Thousands of indignant Greek people, surrounding all these days the heart of Athens and many other cities in Greece, have combined their voices with millions of other citizens of European countries who are protesting throughout Europe against the current economic meltdown, the increasing unemployment and the bad prospects for their future. But in their case, the Greek people are protesting for one more additional reason, much deeper and stronger than simply the harsh governmental austerity measures.

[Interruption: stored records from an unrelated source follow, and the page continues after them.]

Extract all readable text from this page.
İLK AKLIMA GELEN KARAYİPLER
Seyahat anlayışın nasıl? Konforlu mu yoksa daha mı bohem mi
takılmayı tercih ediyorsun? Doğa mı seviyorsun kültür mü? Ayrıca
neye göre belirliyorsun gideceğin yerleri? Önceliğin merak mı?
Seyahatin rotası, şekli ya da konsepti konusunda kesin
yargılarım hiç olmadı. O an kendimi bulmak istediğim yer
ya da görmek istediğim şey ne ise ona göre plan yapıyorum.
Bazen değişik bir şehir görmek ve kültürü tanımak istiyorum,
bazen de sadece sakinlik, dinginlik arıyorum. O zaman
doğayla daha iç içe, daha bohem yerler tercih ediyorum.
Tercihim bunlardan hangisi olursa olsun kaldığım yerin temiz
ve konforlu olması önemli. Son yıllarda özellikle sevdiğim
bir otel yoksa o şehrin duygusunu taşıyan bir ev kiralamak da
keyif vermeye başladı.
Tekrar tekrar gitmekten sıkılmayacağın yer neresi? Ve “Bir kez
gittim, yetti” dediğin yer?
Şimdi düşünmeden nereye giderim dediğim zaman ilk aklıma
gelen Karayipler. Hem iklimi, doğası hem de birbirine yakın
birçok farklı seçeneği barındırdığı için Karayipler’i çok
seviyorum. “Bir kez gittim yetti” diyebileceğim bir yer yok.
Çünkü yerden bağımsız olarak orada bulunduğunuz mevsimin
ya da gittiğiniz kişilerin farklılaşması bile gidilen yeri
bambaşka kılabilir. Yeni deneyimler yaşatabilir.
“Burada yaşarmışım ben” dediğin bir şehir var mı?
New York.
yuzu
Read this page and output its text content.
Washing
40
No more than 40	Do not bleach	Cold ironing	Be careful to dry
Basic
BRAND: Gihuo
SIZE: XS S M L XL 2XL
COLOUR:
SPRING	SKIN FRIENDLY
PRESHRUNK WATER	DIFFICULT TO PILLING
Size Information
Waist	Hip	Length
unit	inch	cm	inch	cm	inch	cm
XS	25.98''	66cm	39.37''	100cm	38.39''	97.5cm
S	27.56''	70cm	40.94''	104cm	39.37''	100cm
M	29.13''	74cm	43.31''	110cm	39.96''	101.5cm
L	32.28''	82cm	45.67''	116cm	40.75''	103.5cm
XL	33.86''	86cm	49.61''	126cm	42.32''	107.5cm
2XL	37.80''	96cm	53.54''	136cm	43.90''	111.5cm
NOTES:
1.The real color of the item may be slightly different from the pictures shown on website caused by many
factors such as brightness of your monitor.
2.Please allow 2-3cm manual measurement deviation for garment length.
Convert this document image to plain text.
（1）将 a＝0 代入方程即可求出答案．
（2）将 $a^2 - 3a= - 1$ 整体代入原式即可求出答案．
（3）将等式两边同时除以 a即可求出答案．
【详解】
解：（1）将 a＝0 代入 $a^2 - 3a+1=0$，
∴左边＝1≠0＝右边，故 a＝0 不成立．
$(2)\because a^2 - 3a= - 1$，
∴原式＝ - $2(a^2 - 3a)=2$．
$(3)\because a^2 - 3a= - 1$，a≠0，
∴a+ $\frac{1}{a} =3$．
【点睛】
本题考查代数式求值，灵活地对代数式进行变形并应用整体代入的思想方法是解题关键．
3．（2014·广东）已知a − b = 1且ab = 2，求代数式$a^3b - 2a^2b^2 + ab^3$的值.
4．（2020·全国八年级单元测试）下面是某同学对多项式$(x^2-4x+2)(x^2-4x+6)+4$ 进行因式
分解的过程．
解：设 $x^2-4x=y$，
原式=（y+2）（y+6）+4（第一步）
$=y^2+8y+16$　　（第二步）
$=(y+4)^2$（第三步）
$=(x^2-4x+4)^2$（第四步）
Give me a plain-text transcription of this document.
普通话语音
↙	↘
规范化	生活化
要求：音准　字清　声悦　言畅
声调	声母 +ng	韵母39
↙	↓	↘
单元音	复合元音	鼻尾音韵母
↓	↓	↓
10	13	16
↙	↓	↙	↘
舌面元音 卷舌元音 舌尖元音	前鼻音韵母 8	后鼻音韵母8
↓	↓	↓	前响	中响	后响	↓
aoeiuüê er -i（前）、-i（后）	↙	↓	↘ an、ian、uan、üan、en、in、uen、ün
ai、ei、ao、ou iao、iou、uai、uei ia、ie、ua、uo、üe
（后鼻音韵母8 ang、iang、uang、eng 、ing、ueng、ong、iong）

These unprecedentedly massive and peaceful demonstrations signify the commencement of a fight by the Greeks against the current domestic political status quo which has governed Greece for more than three decades after the establishment of modern Democracy in the country. The images of thousands of citizens, both young and old, presenting their splayed hands towards the Greek Parliament (a very rude gesture in Greece) says something very important about what these people expect from both the politicians and the political parties. They are cynically sending the message that they don't expect anything anymore from them. Greeks know well that the country's politicians are unable to drive Greece out of the crisis by reforming the economy, forcing the wealthiest into paying their taxes and imprisoning those who have misappropriated the public money. And that is because people consider the current parliamentary system as part of the corruption that has brought Greece, nowadays, steps before the risk of bankruptcy.
These social reactions have another unique element which differentiates them by any other previous domestic demonstrations. People, all these days flooding the streets throughout Greece, have formed a coherent coalition within which political ideologies and partisanship do not have any place. They are demanding that those who brought about the crisis should pay for it. And that is a reasonable demand. But this is not self-evident for the Greek government which has burdened hundreds of thousands of people, who in the end are not responsible, with the cost of this crisis. But, now, they are called to sacrifice their wages, pensions or, even their jobs while at the same time being aware that the people responsible for this situation will remain unpunished having secured their non-taxed money in banks accounts abroad.
At the same time, there exists an inefficient government which is persisting on an economic policy which raises taxes, suffocates growth, and shrinks the purchasing power of the people. And at the same time, a policy that does not reduce sufficiently public expenses, is unable to create resources other than taxes to increase public revenues and to vigorously combat the expanded tax evasion coming from the wealthiest. The emerging social reactions from independent Greek people, not supported by parties and partisan ideologies, are indicative of their national indignation for the fact that, on one hand, this political system brought the country into the current crisis and, on the other hand, this same system has proved incapable, unreliable and inefficient to break this deadlock. The point is that Greeks want to get rescued but they do not have anyone to rescue them at this moment. And their stance is a cry of agony for the future of themselves and their children.
Greeks are a people that have probably made a lot of mistakes over the last three and more decades. Maybe the biggest one of them was that they had entrusted -- more than they should have -- their hopes to their politicians. They had become addicted to hearing from their politicians only pleasant political words. They had learnt only to take from the state and not to give anything back to it. They were not used to accepting difficult decisions and they had been persuaded that a social policy happens when a government spends more money than it produces. Now the lies have finished and the myths, built during the previous decades, have collapsed.
Greeks are demolishing day by day the edifice of a failed political system. No one knows what comes next. But until it comes, the political personnel of this country must open its ears to hear what these people are saying. To be honest, I am not sure whether the protesters have any realistic proposal for the exit of Greece from the crisis. But they call for a change. Not just for simple governmental change but for a really deep and fundamental political change. And this political change in personnel and behavior would be, actually, a necessary step that Greece should make.